Please see the screenshot, What are they mentioning about the server in the given link?

???
There is no mention of (internet) Servers anywhere I can find??

"eSSL serves over 2000000 Customers", "Services", "Repair and service centre"

It's all "Customer service" type references; boasting the number of customers using their products, and how to get help or repairs.

[eg. When you buy something in a shop, you are a customer or "client" and the person that serves you is a "server" and provides a service; computer/internet terminology is adopted from that, for the computers or devices that use and provide facilities respectively - but in a totally separate and unrelated context, just typical re-use of older words for newer concepts).


From one of the device user manuals in the linked page: A network diagram - all local Ethernet, just using a PC on the network for configuration of the units and reading logs etc.

Everything is local to the customer; there is no centralised system or server at the manufacturers site that they connect to.
It's just as I said a control / monitoring setup should be in my previous post, purely on the end users site.

 

[Pommie]

Everything is local to the customer; there is no centralised system or server at the manufacturers site that they connect to.
It's just as I said a control / monitoring setup should be in my previous post, purely on the end users site.

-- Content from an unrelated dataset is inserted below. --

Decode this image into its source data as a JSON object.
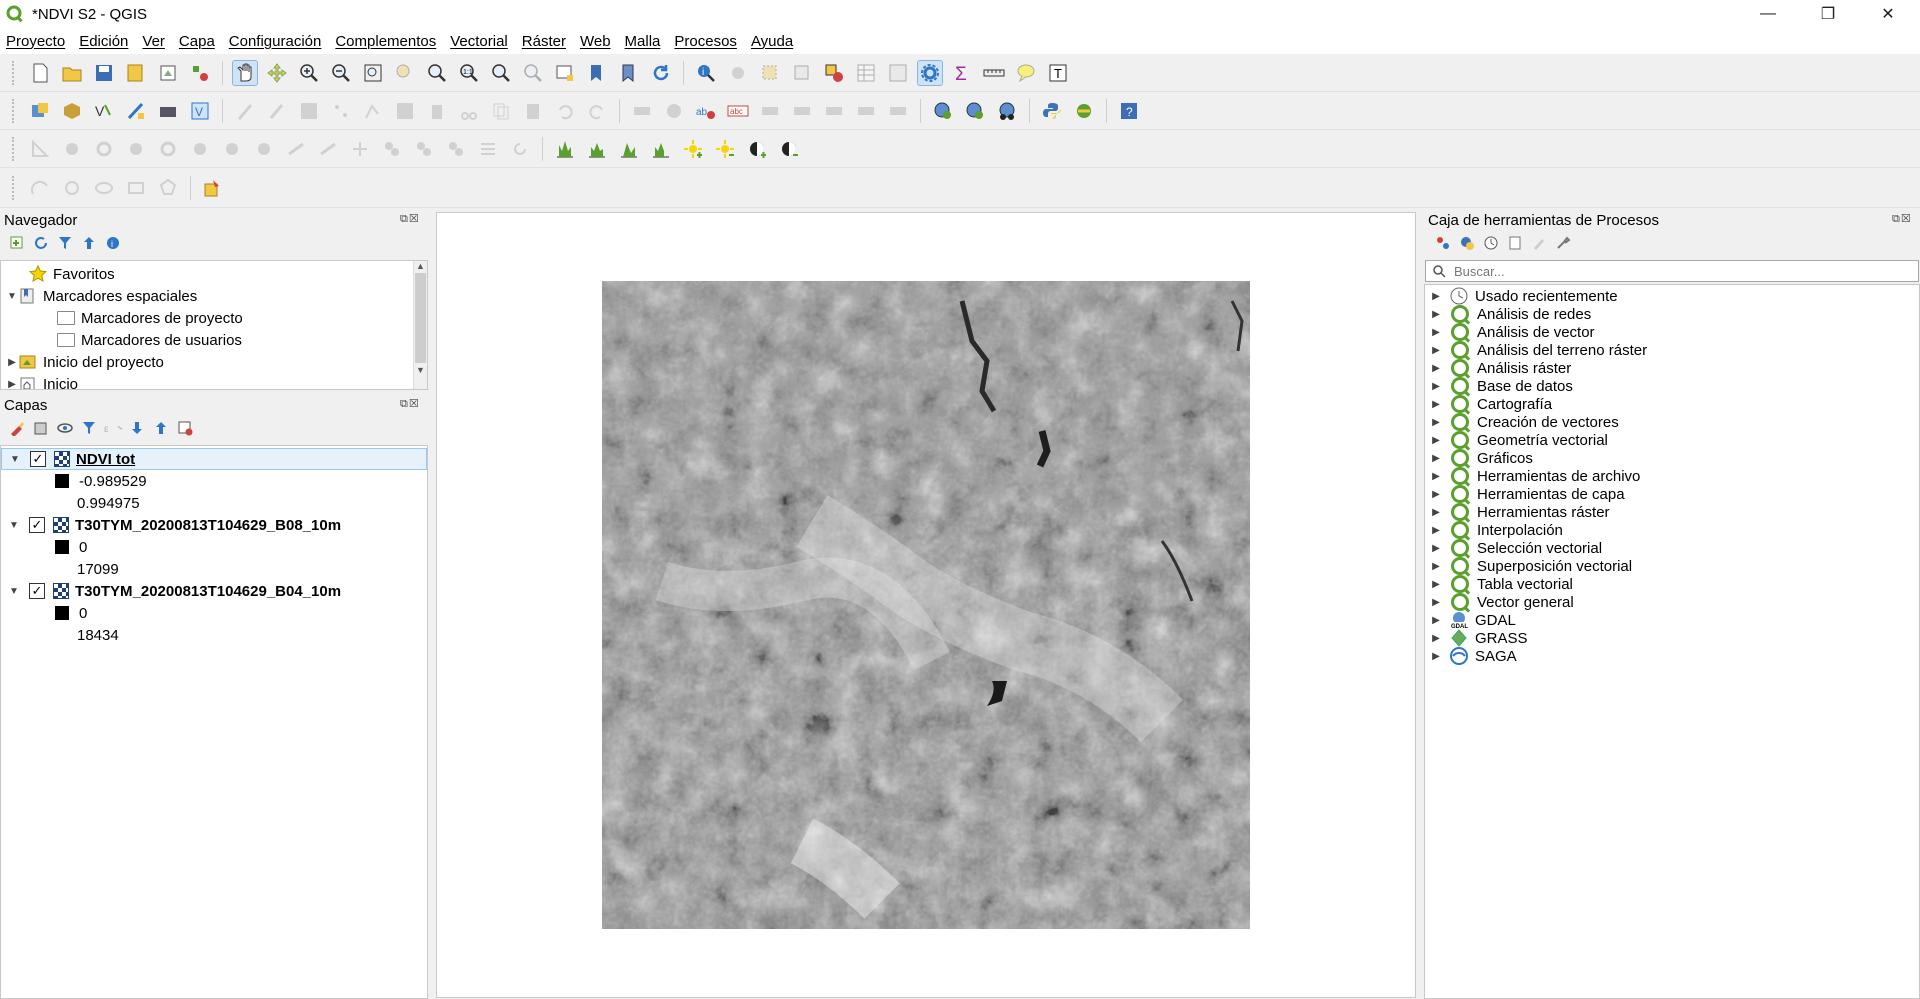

Is such a system deemed free of the various data protection/integrity laws in the various countries/jurisdictions? Does it also need to be isolated (disconnected) from any internal network?
Just a "in your personal opinion" way, not a "legally binding" kinda way.

Thanks,

Mike.

 

[rjenkinsgb]

Is such a system deemed free of the various data protection/integrity laws in the various countries/jurisdictions?

Yes, as long as the use of the system is included in employee contracts and the controlling / logging PC software is password protected. It would then be under the same exceptions as having employee data in such as a payroll database.

A guide to lawful basis

ico.org.uk

In EU / UK data protection law, It would be covered under any of these legal categories:
"Consent",
"Contract" and
"Legitimate interest".

Home or personal use on your own equipment is generally outside the legal framework.


A centralised server is a very different matter, as it means the operator storing personal data for all the customers that use the system, and storing any other data they enter, on their behalf.

For such as a web site / forum (as with Nigel's reference to ETO), the system fundamentally cannot function without user access, so the "Consent" and "Public task" exceptions apply, as long as the user registration form requires agreement and explicit consent, and the user database is properly encrypted and secured; any data leaks can still result in massive fines.


But using a central server and requiring customers to create accounts and store login information to use a product that has no fundamental requirement to have a central server is illegal, at least under EU / UK law:

• Most lawful bases require that processing is ‘necessary’ for a specific purpose. If you can reasonably achieve the same purpose without the processing, you won’t have a lawful basis.

Many other countries either already have or are in the process of introducing similar data protection laws, so there is no way anyone should consider any storage of customer data unless there are zero other options.